Like other Europeans, the British are eagerly anticipating 1992, when sweeping new free-trade rules will make Europe into one market from the North Sea to the Aegean. But Britain is wondering how far to go in becoming part of an economically integrated Europe.

Prime Minister Margaret Thatcher is reluctant to take what many European leaders consider the next step to a united Europe - joining the ``exchange-rate mechanism'' that is part of the European Monetary System.

The 10-year-old EMS may be a predecessor to a central bank for the 12-nation European Community. It aligns European economies through the European Currency Unit (ECU, pronounced ``ek-ew''), a formula to which eight European currencies are now pegged.

The fathers of the EMS, former West German Chancellor Helmut Schmidt and former French President Val'ery Giscard d'Estaing, recently advocated creation of a European Central Bank. Following that could be the metamorphosis of the ECU into a true pan-European currency.

Among many other Europeans who are now actively urging Britain to join this process are Karl Otto P"ohl, president of the West German central bank, the Bundesbank, as well as British government officials, including Robin Leigh-Pemberton, governor of the Bank of England, and Nigel Lawson, chancellor of the Exchequer.
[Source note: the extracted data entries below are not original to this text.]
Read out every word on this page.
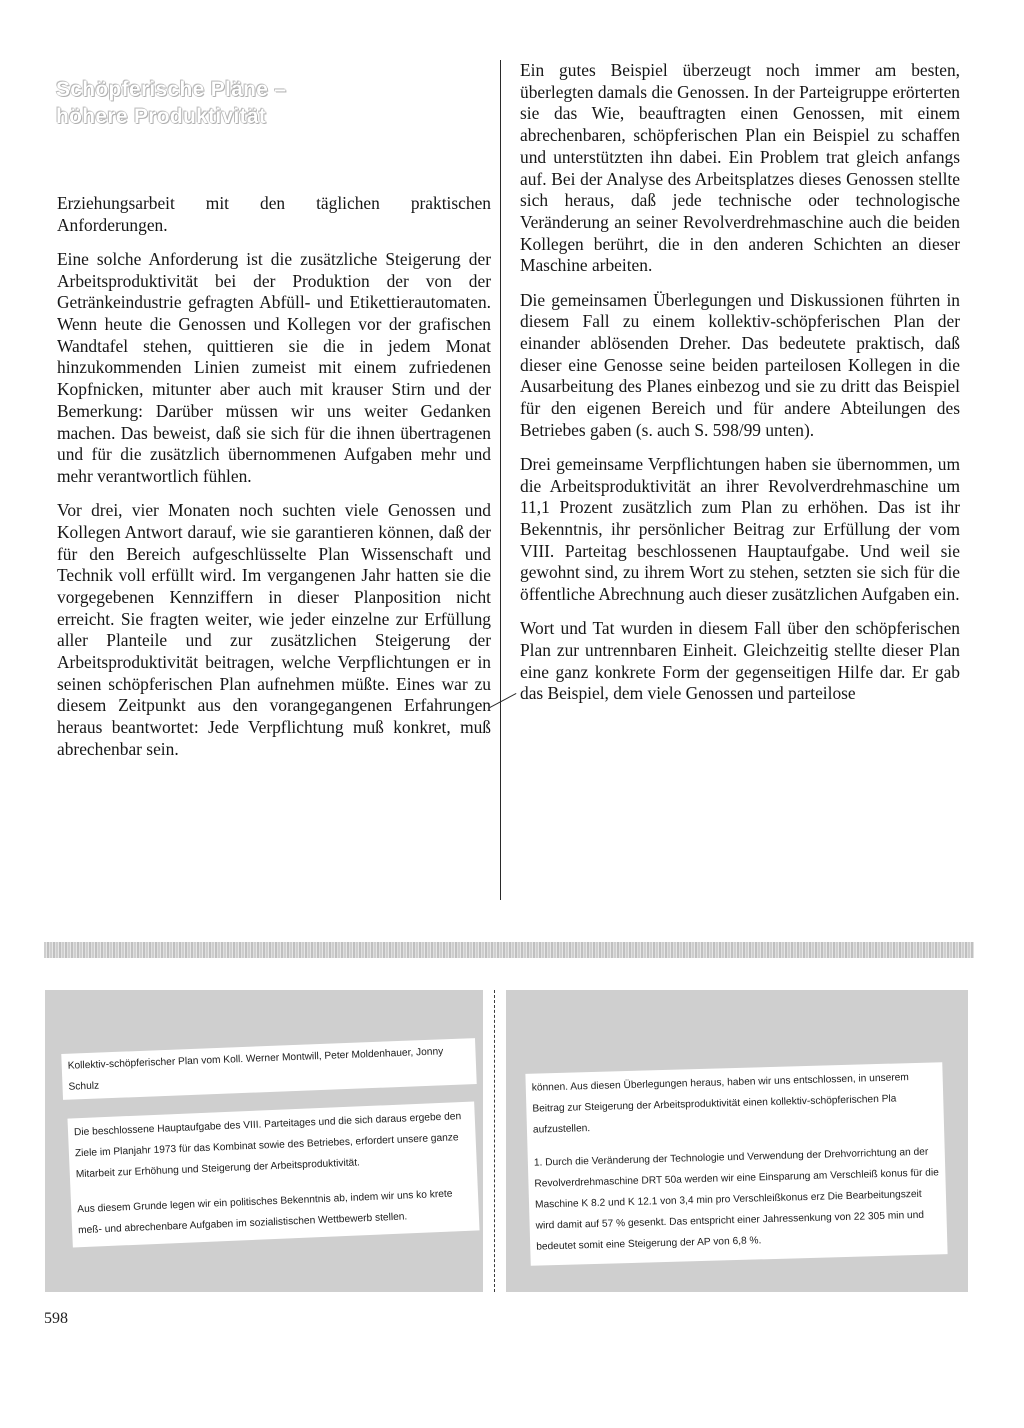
Schöpferische Pläne –
höhere Produktivität

Erziehungsarbeit mit den täglichen praktischen Anforderungen.

Eine solche Anforderung ist die zusätzliche Steigerung der Arbeitsproduktivität bei der Produktion der von der Getränkeindustrie gefragten Abfüll- und Etikettierautomaten. Wenn heute die Genossen und Kollegen vor der grafischen Wandtafel stehen, quittieren sie die in jedem Monat hinzukommenden Linien zumeist mit einem zufriedenen Kopfnicken, mitunter aber auch mit krauser Stirn und der Bemerkung: Darüber müssen wir uns weiter Gedanken machen. Das beweist, daß sie sich für die ihnen übertragenen und für die zusätzlich übernommenen Aufgaben mehr und mehr verantwortlich fühlen.

Vor drei, vier Monaten noch suchten viele Genossen und Kollegen Antwort darauf, wie sie garantieren können, daß der für den Bereich aufgeschlüsselte Plan Wissenschaft und Technik voll erfüllt wird. Im vergangenen Jahr hatten sie die vorgegebenen Kennziffern in dieser Planposition nicht erreicht. Sie fragten weiter, wie jeder einzelne zur Erfüllung aller Planteile und zur zusätzlichen Steigerung der Arbeitsproduktivität beitragen, welche Verpflichtungen er in seinen schöpferischen Plan aufnehmen müßte. Eines war zu diesem Zeitpunkt aus den vorangegangenen Erfahrungen heraus beantwortet: Jede Verpflichtung muß konkret, muß abrechenbar sein.

Ein gutes Beispiel überzeugt noch immer am besten, überlegten damals die Genossen. In der Parteigruppe erörterten sie das Wie, beauftragten einen Genossen, mit einem abrechenbaren, schöpferischen Plan ein Beispiel zu schaffen und unterstützten ihn dabei. Ein Problem trat gleich anfangs auf. Bei der Analyse des Arbeitsplatzes dieses Genossen stellte sich heraus, daß jede technische oder technologische Veränderung an seiner Revolverdrehmaschine auch die beiden Kollegen berührt, die in den anderen Schichten an dieser Maschine arbeiten.

Die gemeinsamen Überlegungen und Diskussionen führten in diesem Fall zu einem kollektiv-schöpferischen Plan der einander ablösenden Dreher. Das bedeutete praktisch, daß dieser eine Genosse seine beiden parteilosen Kollegen in die Ausarbeitung des Planes einbezog und sie zu dritt das Beispiel für den eigenen Bereich und für andere Abteilungen des Betriebes gaben (s. auch S. 598/99 unten).

Drei gemeinsame Verpflichtungen haben sie übernommen, um die Arbeitsproduktivität an ihrer Revolverdrehmaschine um 11,1 Prozent zusätzlich zum Plan zu erhöhen. Das ist ihr Bekenntnis, ihr persönlicher Beitrag zur Erfüllung der vom VIII. Parteitag beschlossenen Hauptaufgabe. Und weil sie gewohnt sind, zu ihrem Wort zu stehen, setzten sie sich für die öffentliche Abrechnung auch dieser zusätzlichen Aufgaben ein.

Wort und Tat wurden in diesem Fall über den schöpferischen Plan zur untrennbaren Einheit. Gleichzeitig stellte dieser Plan eine ganz konkrete Form der gegenseitigen Hilfe dar. Er gab das Beispiel, dem viele Genossen und parteilose

Kollektiv-schöpferischer Plan vom Koll. Werner Montwill, Peter Moldenhauer, Jonny Schulz

Die beschlossene Hauptaufgabe des VIII. Parteitages und die sich daraus ergebe den Ziele im Planjahr 1973 für das Kombinat sowie des Betriebes, erfordert unsere ganze Mitarbeit zur Erhöhung und Steigerung der Arbeitsproduktivität.

Aus diesem Grunde legen wir ein politisches Bekenntnis ab, indem wir uns ko krete meß- und abrechenbare Aufgaben im sozialistischen Wettbewerb stellen.

können. Aus diesen Überlegungen heraus, haben wir uns entschlossen, in unserem Beitrag zur Steigerung der Arbeitsproduktivität einen kollektiv-schöpferischen Pla aufzustellen.

1. Durch die Veränderung der Technologie und Verwendung der Drehvorrichtung an der Revolverdrehmaschine DRT 50a werden wir eine Einsparung am Verschleiß konus für die Maschine K 8.2 und K 12.1 von 3,4 min pro Verschleißkonus erz Die Bearbeitungszeit wird damit auf 57 % gesenkt. Das entspricht einer Jahressenkung von 22 305 min und bedeutet somit eine Steigerung der AP von 6,8 %.

598
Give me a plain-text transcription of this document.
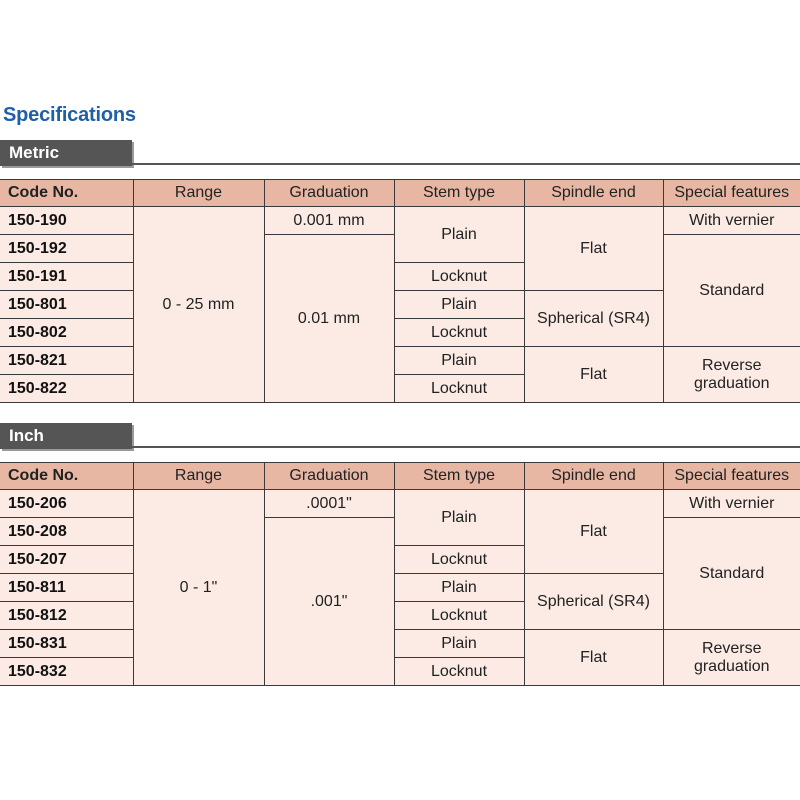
Specifications
Metric
Code No.	Range	Graduation	Stem type	Spindle end	Special features
150-190	0 - 25 mm	0.001 mm	Plain	Flat	With vernier
150-192		0.01 mm			Standard
150-191			Locknut		
150-801			Plain	Spherical (SR4)	
150-802			Locknut		
150-821			Plain	Flat	Reverse
graduation
150-822			Locknut		
Inch
Code No.	Range	Graduation	Stem type	Spindle end	Special features
150-206	0 - 1"	.0001"	Plain	Flat	With vernier
150-208		.001"			Standard
150-207			Locknut		
150-811			Plain	Spherical (SR4)	
150-812			Locknut		
150-831			Plain	Flat	Reverse
graduation
150-832			Locknut		
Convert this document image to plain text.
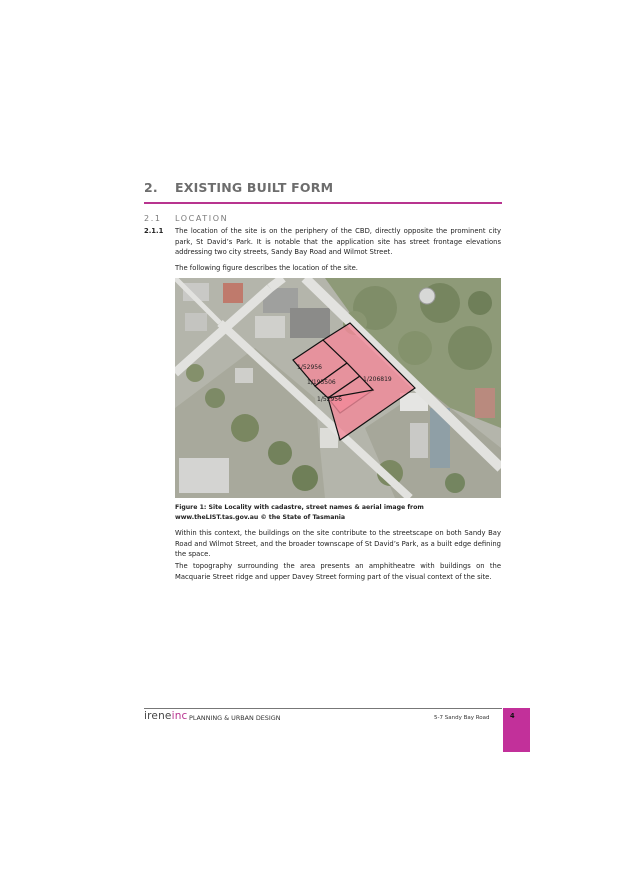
2. EXISTING BUILT FORM
2.1 LOCATION
2.1.1 The location of the site is on the periphery of the CBD, directly opposite the prominent city park, St David’s Park. It is notable that the application site has street frontage elevations addressing two city streets, Sandy Bay Road and Wilmot Street.
The following figure describes the location of the site.
1/52956
1/195506
1/52956
1/206819
Figure 1: Site Locality with cadastre, street names & aerial image from www.theLIST.tas.gov.au © the State of Tasmania
Within this context, the buildings on the site contribute to the streetscape on both Sandy Bay Road and Wilmot Street, and the broader townscape of St David’s Park, as a built edge defining the space.
The topography surrounding the area presents an amphitheatre with buildings on the Macquarie Street ridge and upper Davey Street forming part of the visual context of the site.
ireneinc PLANNING & URBAN DESIGN	5-7 Sandy Bay Road	4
Mrs. Thatcher, however, is adamant in her opposition.

``We're really talking about politics,'' says a Washington-based observer of European monetary union.

Thatcher's big concern is that Britain would have to give up some control over the domestic economy. Sterling, once the premier international currency and a symbol of imperial Britain, would be in the gravitational field of the West German mark, Europe's strongest currency. Although this might be good discipline, given the anti-inflationary resolve of West Germany's central bank, it could force the British government to make painful decisions to support the pound at politically disadvantageous times.

Locking into the EMS could also create new torques in Britain's trade relations with the 49-nation British Commonwealth, with North America, and with the European Community itself. European currencies are already bound together to some extent in international finance. In the past week, the pound's rapid rise put pressure on other EMS currencies.

Thus far, Thatcher has not been interested in changing Britain's relations with the EMS. As with its late entry into the European Community, Britain prefers to wait and see.

At a Harvard University speech last week, former Federal Reserve chief Paul Volcker said he did not think a European central bank would be born before the end of the century. Europe, he added wryly, has already ``gone a long way toward a common central bank - it's called the Bundesbank.''

Japan and Asia

Japan's problem is different. Tokyo wouldn't mind seeing more regional economic unity in the Asian Pacific, but memories of World War II get in the way. The Philippines, Malaysia, Indonesia, and other nations in the region remain anxious about Japanese power. Still, the tug of regionalization is great, and Japan is under pressure from around the world to restrain its exports and stimulate its imports. This will make Japan pay much more attention to its Asian backyard.

A recent report prepared by leading Japanese economists and industrialists for the Japan Economic Research Institute notes that as the Asia-Pacific region becomes more economically important, Japan will have to be both ``Japan of the World'' and ``Japan of Asia.''

The yen is rapidly becoming the regional trading currency. There is talk, too, of a ``Pacific Economic Community.'' For instance, Thomas Arai, president of Tokyu Hotels International in Tokyo, says a Pacific Economic Community would ``promote freer movement of goods, capital, technology, and people.''

Masahiro Kawai, an international monetary economist at Tokyo University, says the current restructuring of Japan away from exports and toward domestic demand cause Japan to buy more goods and services from the Asian Pacific region.

Mr. Kawai, Mr. Arai, and other Pacific Basin specialists were in Boston recently for a Japan Society forum.

Kawai says the Bank of Japan's Institute of Monetary and Economic Studies has been studying what might happen if a ``Pacific Currency Unit'' (which he calls a ``Pac-ew'') were created with the yen as the central currency. But many Japanese are apprehensive about where this might lead, remembering imperial Japan's attempt to create an ``East Asia Co-Prosperity Sphere.''

``We know from history that a great [economic] hegemony is accompanied by great military power,'' Kawai says. ``If Japan's big external assets perhaps become the core of a Pacific Economic Community, there may be pressure on Japan to establish itself as a military power. We don't want to think about that question very much.''

Like Britain, Japanese economic ties with neighbors will keep evolving bit by bit. Anything more could be counterproductive.